Tuesday, 12 July 2011
Day two - 300 Calories
I started off the day on a fantastic note today. I woke up early, and actually got out of bed early too, got into my morning routine again (which included apple cider vinegar, my vitamins, green tea and a piece of toast with Vegemite) and headed off to work with Fiona Apple in my ears.It was the first day at my new job and i actually loved it. The people seem really nice and the job is pretty simple but fast paced, which is my kinda job. I'm not working until Saturday but the boss seems pretty happy with me so far and he has already mentioned a pay rise, woohoo. Also i worked with food all day and happily smiled as i enjoyed the pains and sounds of beauty coming from within me. I was doing great until I came home and sat down in an empty house because that is when my depression kind of rose to the surface. I have been able to feel it lurking quite a bit lately but i have shoved it back down, locked it up and threw away the key, but it still comes up. Deep breaths. When i get in these kind of mind sets I have to be doing a lot of different things to keep my mind off of it. Today I tried doing the washing, cleaning the house and kitchen, rearranging my bedroom, reading, singing, writing poetry and watching movies all at once pretty much and i had no luck. Which of course means i resorted to food, like a fat idiot. Yuck. Its not like i ate anything super unhealthy or anything but i still ate for the sake of eating, which i hate! I had 1/2 cup of dry light and tasty cereal and a piece of bread with Vegemite and cheese.
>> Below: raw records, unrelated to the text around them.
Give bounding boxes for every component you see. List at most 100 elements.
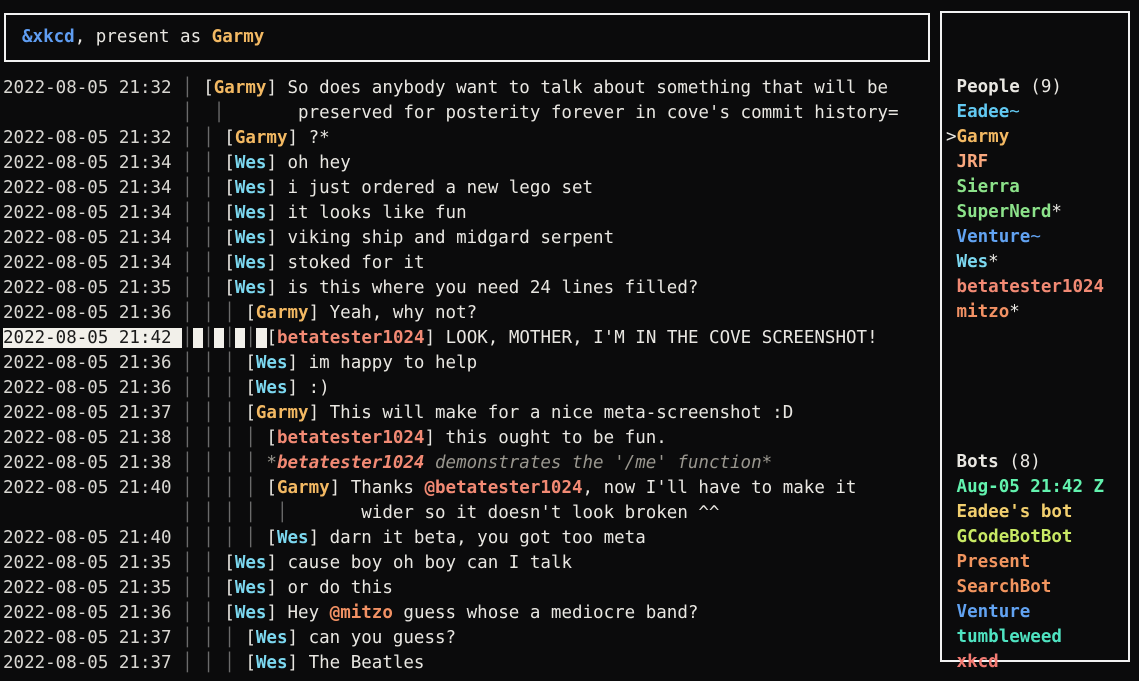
thread-rail: │ │ │ bbox=[182, 353, 245, 373]
message-text: [ bbox=[266, 428, 277, 448]
chat-message-row[interactable]: 2022-08-05 21:35 │ │ [Wes] cause boy oh … bbox=[3, 551, 899, 576]
message-text: [ bbox=[224, 603, 235, 623]
message-text: [ bbox=[245, 628, 256, 648]
chat-message-row[interactable]: 2022-08-05 21:34 │ │ [Wes] it looks like… bbox=[3, 201, 899, 226]
message-text: ] Thanks bbox=[330, 478, 425, 498]
people-item[interactable]: >Garmy bbox=[946, 125, 1128, 150]
chat-message-row[interactable]: 2022-08-05 21:36 │ │ [Wes] Hey @mitzo gu… bbox=[3, 601, 899, 626]
chat-message-row[interactable]: 2022-08-05 21:34 │ │ [Wes] oh hey bbox=[3, 151, 899, 176]
timestamp: 2022-08-05 21:38 bbox=[3, 453, 182, 473]
chat-message-row[interactable]: 2022-08-05 21:40 │ │ │ │ [Garmy] Thanks … bbox=[3, 476, 899, 501]
chat-message-row[interactable]: 2022-08-05 21:37 │ │ │ [Garmy] This will… bbox=[3, 401, 899, 426]
active-marker bbox=[946, 602, 957, 622]
thread-rail: │ │ bbox=[182, 178, 224, 198]
chat-log[interactable]: 2022-08-05 21:32 │ [Garmy] So does anybo… bbox=[3, 76, 899, 676]
message-text: [ bbox=[267, 328, 278, 348]
chat-message-row[interactable]: 2022-08-05 21:35 │ │ [Wes] is this where… bbox=[3, 276, 899, 301]
people-count: (9) bbox=[1020, 77, 1062, 97]
selection-cell bbox=[193, 328, 204, 348]
nick-text: Wes bbox=[235, 228, 267, 248]
thread-rail: │ bbox=[182, 328, 193, 348]
message-text: ] Hey bbox=[266, 603, 329, 623]
member-nick: tumbleweed bbox=[957, 627, 1062, 647]
message-text: ] or do this bbox=[266, 578, 392, 598]
bots-item[interactable]: Eadee's bot bbox=[946, 500, 1128, 525]
member-panel: People (9) Eadee~>Garmy JRF Sierra Super… bbox=[940, 11, 1130, 662]
bots-item[interactable]: Aug-05 21:42 Z bbox=[946, 475, 1128, 500]
chat-message-row[interactable]: 2022-08-05 21:38 │ │ │ │ *betatester1024… bbox=[3, 451, 899, 476]
timestamp: 2022-08-05 21:32 bbox=[3, 78, 182, 98]
chat-message-row[interactable]: 2022-08-05 21:37 │ │ │ [Wes] The Beatles bbox=[3, 651, 899, 676]
nick-text: Wes bbox=[256, 628, 288, 648]
chat-message-row[interactable]: 2022-08-05 21:34 │ │ [Wes] i just ordere… bbox=[3, 176, 899, 201]
message-text: ] Yeah, why not? bbox=[309, 303, 478, 323]
timestamp: 2022-08-05 21:37 bbox=[3, 403, 182, 423]
active-marker bbox=[946, 652, 957, 672]
chat-message-row[interactable]: 2022-08-05 21:37 │ │ │ [Wes] can you gue… bbox=[3, 626, 899, 651]
people-item[interactable]: Venture~ bbox=[946, 225, 1128, 250]
timestamp: 2022-08-05 21:37 bbox=[3, 628, 182, 648]
thread-rail: │ │ bbox=[182, 128, 224, 148]
people-list: People (9) Eadee~>Garmy JRF Sierra Super… bbox=[946, 75, 1128, 325]
message-text: ] i just ordered a new lego set bbox=[266, 178, 593, 198]
bots-title: Bots (8) bbox=[946, 450, 1128, 475]
chat-message-row[interactable]: 2022-08-05 21:36 │ │ │ [Garmy] Yeah, why… bbox=[3, 301, 899, 326]
chat-message-row[interactable]: 2022-08-05 21:36 │ │ │ [Wes] :) bbox=[3, 376, 899, 401]
bots-item[interactable]: Present bbox=[946, 550, 1128, 575]
message-text: ] cause boy oh boy can I talk bbox=[266, 553, 572, 573]
thread-rail: │ bbox=[203, 328, 214, 348]
chat-message-row[interactable]: │ │ │ │ │ wider so it doesn't look broke… bbox=[3, 501, 899, 526]
presence-nick: Garmy bbox=[212, 27, 265, 47]
people-item[interactable]: mitzo* bbox=[946, 300, 1128, 325]
chat-message-row[interactable]: 2022-08-05 21:34 │ │ [Wes] viking ship a… bbox=[3, 226, 899, 251]
people-item[interactable]: Sierra bbox=[946, 175, 1128, 200]
timestamp: 2022-08-05 21:40 bbox=[3, 478, 182, 498]
bots-item[interactable]: GCodeBotBot bbox=[946, 525, 1128, 550]
timestamp: 2022-08-05 21:38 bbox=[3, 428, 182, 448]
chat-message-row[interactable]: 2022-08-05 21:32 │ │ [Garmy] ?* bbox=[3, 126, 899, 151]
chat-app-window: &xkcd, present as Garmy 2022-08-05 21:32… bbox=[0, 0, 1139, 681]
thread-rail: │ │ │ │ bbox=[182, 453, 266, 473]
thread-rail: │ │ │ │ bbox=[182, 428, 266, 448]
bots-item[interactable]: SearchBot bbox=[946, 575, 1128, 600]
people-item[interactable]: SuperNerd* bbox=[946, 200, 1128, 225]
message-text: ] darn it beta, you got too meta bbox=[309, 528, 646, 548]
nick-text: Wes bbox=[235, 578, 267, 598]
selection-cell bbox=[256, 328, 267, 348]
timestamp: 2022-08-05 21:32 bbox=[3, 128, 182, 148]
chat-message-row[interactable]: 2022-08-05 21:40 │ │ │ │ [Wes] darn it b… bbox=[3, 526, 899, 551]
message-text: [ bbox=[224, 253, 235, 273]
chat-message-row[interactable]: 2022-08-05 21:32 │ [Garmy] So does anybo… bbox=[3, 76, 899, 101]
message-text: ] stoked for it bbox=[266, 253, 424, 273]
message-text: ] :) bbox=[288, 378, 330, 398]
chat-message-row[interactable]: │ │ preserved for posterity forever in c… bbox=[3, 101, 899, 126]
timestamp: 2022-08-05 21:36 bbox=[3, 603, 182, 623]
bots-count: (8) bbox=[999, 452, 1041, 472]
active-marker bbox=[946, 527, 957, 547]
people-item[interactable]: betatester1024 bbox=[946, 275, 1128, 300]
member-nick: mitzo bbox=[957, 302, 1010, 322]
thread-rail: │ │ │ bbox=[182, 403, 245, 423]
thread-rail: │ │ bbox=[182, 253, 224, 273]
bots-item[interactable]: tumbleweed bbox=[946, 625, 1128, 650]
chat-message-row[interactable]: 2022-08-05 21:34 │ │ [Wes] stoked for it bbox=[3, 251, 899, 276]
chat-message-row[interactable]: 2022-08-05 21:35 │ │ [Wes] or do this bbox=[3, 576, 899, 601]
people-item[interactable]: Eadee~ bbox=[946, 100, 1128, 125]
message-text: [ bbox=[245, 353, 256, 373]
timestamp bbox=[3, 103, 182, 123]
chat-message-row[interactable]: 2022-08-05 21:38 │ │ │ │ [betatester1024… bbox=[3, 426, 899, 451]
thread-rail: │ │ │ │ bbox=[182, 528, 266, 548]
chat-message-row[interactable]: 2022-08-05 21:36 │ │ │ [Wes] im happy to… bbox=[3, 351, 899, 376]
message-text: [ bbox=[224, 128, 235, 148]
thread-rail: │ │ bbox=[182, 578, 224, 598]
bots-item[interactable]: Venture bbox=[946, 600, 1128, 625]
nick-text: betatester1024 bbox=[277, 428, 425, 448]
thread-rail: │ │ bbox=[182, 228, 224, 248]
bots-item[interactable]: xkcd bbox=[946, 650, 1128, 675]
people-item[interactable]: Wes* bbox=[946, 250, 1128, 275]
timestamp: 2022-08-05 21:36 bbox=[3, 303, 182, 323]
chat-message-row-selected[interactable]: 2022-08-05 21:42 │ │ │ │ [betatester1024… bbox=[3, 326, 899, 351]
nick-text: Wes bbox=[235, 253, 267, 273]
people-item[interactable]: JRF bbox=[946, 150, 1128, 175]
active-marker bbox=[946, 177, 957, 197]
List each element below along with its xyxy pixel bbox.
I have had a few different experiences when it comes to 'purging' but this was unlike any other i have had before. After i had eaten i actually, genuinely felt ill like i was going to vomit. Not just guilty and disgusted actually ill, it was weird but good i guess. Yuck. Anyways a few hours later my sister came home and cooked some dinner and poured us each a glass of wine as she set the table. Just salad and potatoes, and not even many, but i am left feeling ill again and wanting this out of my body. I am just unsure of exactly what i am doing, or how to do it without being caught. I am unsure of my end result of calories today so i am just going to continue tomorrow and move on from today. Tomorrow is a new day, and today is almost over. Ana, please help me!